Mushy mystery in Ocean Park
Ocean Park, over the last few summers, appears to be more aptly named than originally intended.
Soggy, mushy ground and even standing water in some parts of the park have prompted the town to hire an engineering firm to examine the system of irrigation pipes and wastewater leaching fields under the park. Town officials are hopeful these steps will solve the mystery of what is making the town's picture postcard common a little too much like an ocean, and not quite enough like a park.
Treated wastewater that flows into underground leaching fields may be the issue.
"I'm not all that sure what's going on down there," said wastewater plant manager Joe Alosso. Mr. Alosso and other town officials are careful to offer assurance that there is no health risk because of the excess water in the park.
When wastewater leaves the Pennsylvania Avenue plant, after passing through a series of treatment systems, it is clean enough to pass federal Clean Water Act standards. "That doesn't mean you would want to drink it," said Mr. Alosso, "but it meets the standards for drinking water. Once it leaves the plant, it flows by gravity to a pumping station under Veira Park. From there it is pumped to leaching fields under Ocean Park. There are 28 leaching fields, each a bed of crushed stone 50 feet by 100 feet, about one foot below the surface of the park. Wastewater is pumped into the leaching fields, and drains down into the groundwater system. The leaching system was designed to accept 370,000 gallons per day, but is not operating near that point of capacity. According to Mr. Alosso, on the busiest day of the year so far, 230,000 gallons were pumped into the Ocean Park leaching fields, less than two-thirds of capacity.

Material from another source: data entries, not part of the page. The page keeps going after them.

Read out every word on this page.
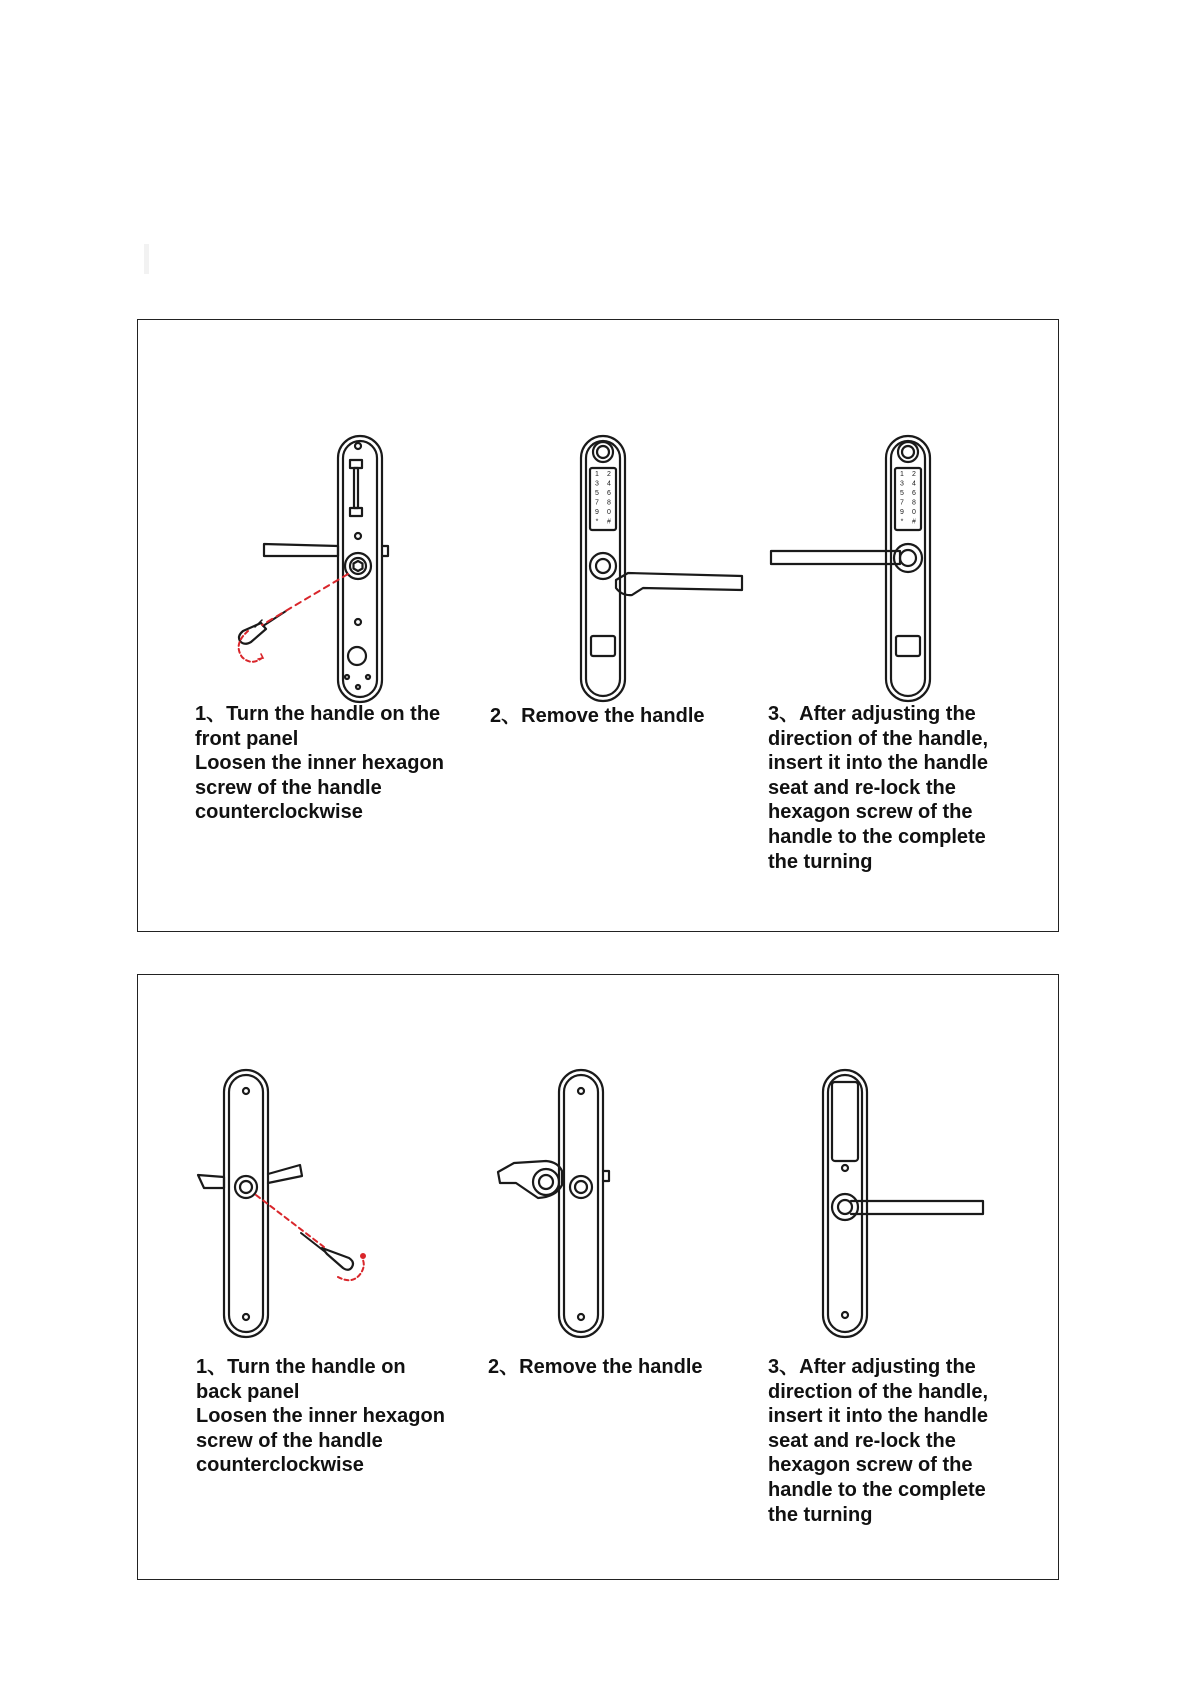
1 2
3 4
5 6
7 8
9 0
* #
1 2
3 4
5 6
7 8
9 0
* #
1、Turn the handle on the
front panel
Loosen the inner hexagon
screw of the handle
counterclockwise
2、Remove the handle	3、After adjusting the
direction of the handle,
insert it into the handle
seat and re-lock the
hexagon screw of the
handle to the complete
the turning
1、Turn the handle on
back panel
Loosen the inner hexagon
screw of the handle
counterclockwise
2、Remove the handle	3、After adjusting the
direction of the handle,
insert it into the handle
seat and re-lock the
hexagon screw of the
handle to the complete
the turning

Over the latter part of the summer, the town conducted an experiment in Ocean Park. Data loggers were installed to measure the amount of water coming into the park. Irrigation was turned off for three weeks, then the normal schedule was resumed for three weeks. An engineering firm is now studying the data, taking into account rainfall and other seasonal climate conditions, to figure out what is causing the mushy ground. Mr. Alosso expects results from those tests within a week or two.
If there is a problem with the leaching fields, they may need to be modified or replaced. Mr. Alosso is considering modifications to just four of the 28 leaching fields. The improvements could involve devices known as infiltrators, essentially a large half pipe buried underground. The infiltrators are installed with the open part of the pipe downward. The space allows more water to gather and percolate downward into the soil. Another solution may be to reduce the amount of treated wastewater pumped to Ocean Park, but that might require the district to expand to other leaching fields. There is also the possibility of a malfunction in the pumping station under Veira Park.